Music and pleasure
Music is strongly associated with the brain's reward system. It's the part of the brain that tells us if things are valuable, or important or relevant to survival, said Robert Zatorre, professor of neurology and neurosurgery at Montreal Neurological Institute.
One brain structure in particular, called the striatum, releases a chemical called dopamine in response to pleasure-related stimuli. Imaging of the brain can reveal this process is similar to what happens in your brain in response to food or sex.
But unlike those activities, music doesn't have a direct biological survival value. "It's not obvious that it should engage that same system," Zatorre said.
Musicians can't see inside their own brains, but they're aware of moments of tension and release in pieces, and that's what arrangers of music do.
Zatorre and colleagues did an experiment where they used whatever music participants said gave them pleasure to examine this dopamine release. They excluded music with words in order to focus on the music itself rather than lyrics -- the melodic structure, for example.
At the point in a piece of music when people experience peak pleasure, part of the brain called the ventral striatum releases dopamine. But here's something even more interesting: Dopamine is released from a different brain area (the dorsal striatum) about 10 to 15 seconds before the moment of peak pleasure.
Why would we have this reaction before the most pleasurable part of the piece of music? The brain likes to investigate its environment and figure out what's coming next, Zatorre explains.

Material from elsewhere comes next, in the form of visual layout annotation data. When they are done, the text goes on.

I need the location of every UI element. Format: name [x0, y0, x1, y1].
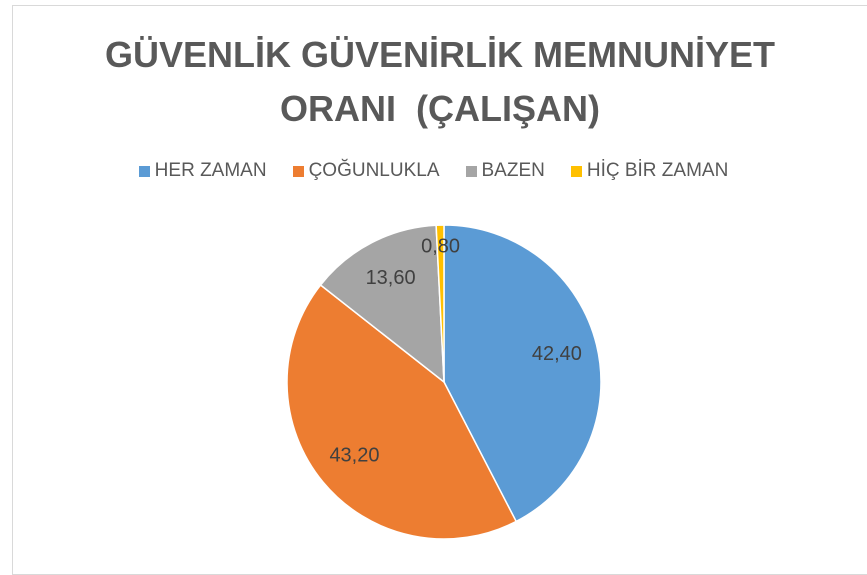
data-label: 43,20 [329, 444, 379, 466]
legend-label: ÇOĞUNLUKLA [308, 160, 440, 181]
pie-slice [435, 224, 445, 383]
legend-swatch [292, 165, 304, 177]
pie-slice [443, 224, 602, 523]
legend-item: HİÇ BİR ZAMAN [570, 160, 729, 182]
legend-item: HER ZAMAN [138, 160, 267, 182]
legend-swatch [570, 165, 582, 177]
chart: 42,40 43,20 13,600,80 [286, 224, 602, 540]
data-label: 13,60 [366, 267, 416, 289]
legend-label: HER ZAMAN [154, 160, 267, 181]
legend: HER ZAMAN ÇOĞUNLUKLA BAZEN HİÇ BİR ZAMAN [0, 160, 867, 182]
legend-swatch [138, 165, 150, 177]
legend-swatch [465, 165, 477, 177]
chart-title: GÜVENLİK GÜVENİRLİK MEMNUNİYET ORANI (ÇA… [104, 34, 786, 129]
legend-label: HİÇ BİR ZAMAN [586, 160, 729, 181]
legend-label: BAZEN [481, 160, 545, 181]
pie-slice [319, 224, 445, 384]
data-label: 42,40 [532, 343, 582, 365]
legend-item: ÇOĞUNLUKLA [292, 160, 440, 182]
legend-item: BAZEN [465, 160, 545, 182]
page: {"chart_data": {"type": "pie", "title": … [0, 5, 867, 575]
pie-slice [286, 283, 518, 540]
data-label: 0,80 [421, 235, 460, 257]
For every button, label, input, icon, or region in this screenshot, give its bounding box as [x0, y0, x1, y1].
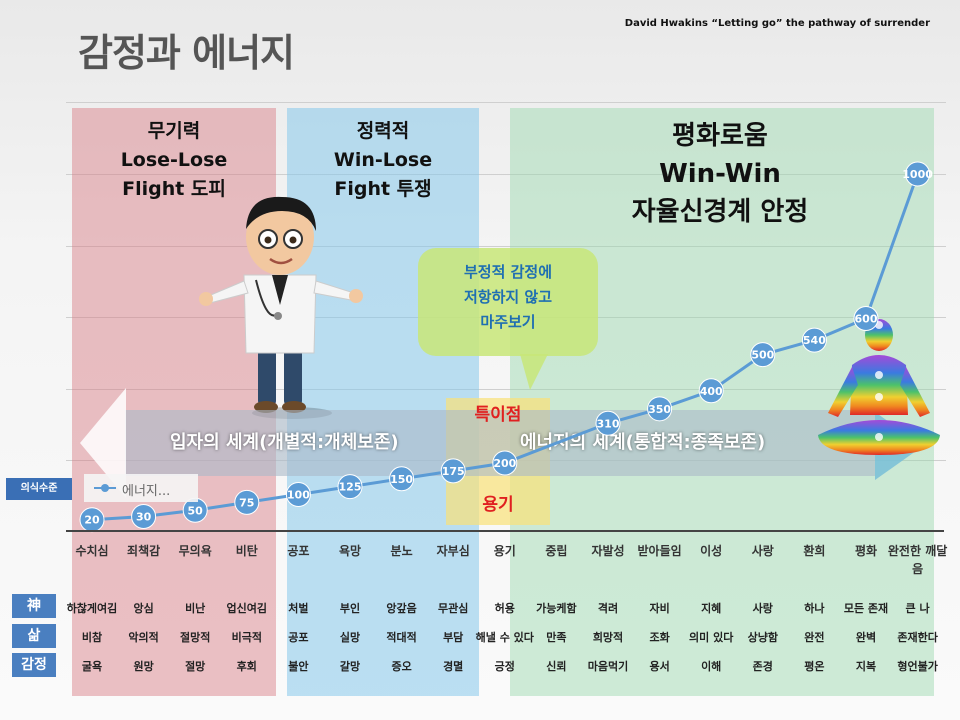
courage-label: 용기 — [482, 495, 514, 515]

"As you're anticipating a moment of pleasure, you're making predictions about what you're hearing and what you're about to hear," he said. "Part of the pleasure we derive from it is being able to make predictions."
So if you're getting such a strong dopamine rush from music -- it could even be comparable to methamphetamines, Zatorre said -- why not make drug addicts listen to music? It's not quite that simple.
Neuroscientists believe there's basically one pleasure mechanism, and music is one route into it. Drugs are another. But different stimuli have different properties. And it's no easier to tell someone to replace drugs with music than to suggest eating instead of having sex -- these are all pleasurable activities with important differences.
Rocking to the beat
Did you know that monkeys can't tap their feet to songs, or recognize beats?
It appears that humans are the only primates who move to the beat of music. Aniruddh Patel at the Neurosciences Institute in San Diego, California, speculates that this is because our brains are organized in a different way than our close species relatives. Grooving to a beat may be related to the fact that no other primates can mimic complex sounds.
Curiously, some birds can mimic what they hear and move to beats. Patel's research with a cockatoo suggests the beat responses may have originated as a byproduct of vocal mimicry, but also play a role in social bonding, Patel said. Armies train by marching to a beat, for instance. Group dancing is a social activity. There also are studies showing that when people move together to a beat, they're more likely to cooperate with each other in nonmusical tasks than if they're not in synch.
"Some people have theorized that that was the original function of this behavior in evolution: It was a way of bonding people emotionally together in groups, through shared movement and shared experience," Patel said.
Another exciting arena of research: Music with a beat seems to help people with motor disorders such as Parkinson's disease walk better than in the absence of music -- patients actually synchronize their movements to a beat, Patel said.
"That's a very powerful circuit in the brain," he said. "It can actually help people that have these serious neurological diseases."
There's also some evidence to suggest that music can help Alzheimer's patients remember things better, and that learning new skills such as musical instruments might even stave off dementia.
There still needs to be more research in these areas to confirm, but Limb is hopeful about the prospect of musical engagement as a way to prevent, or at least delay, dementia.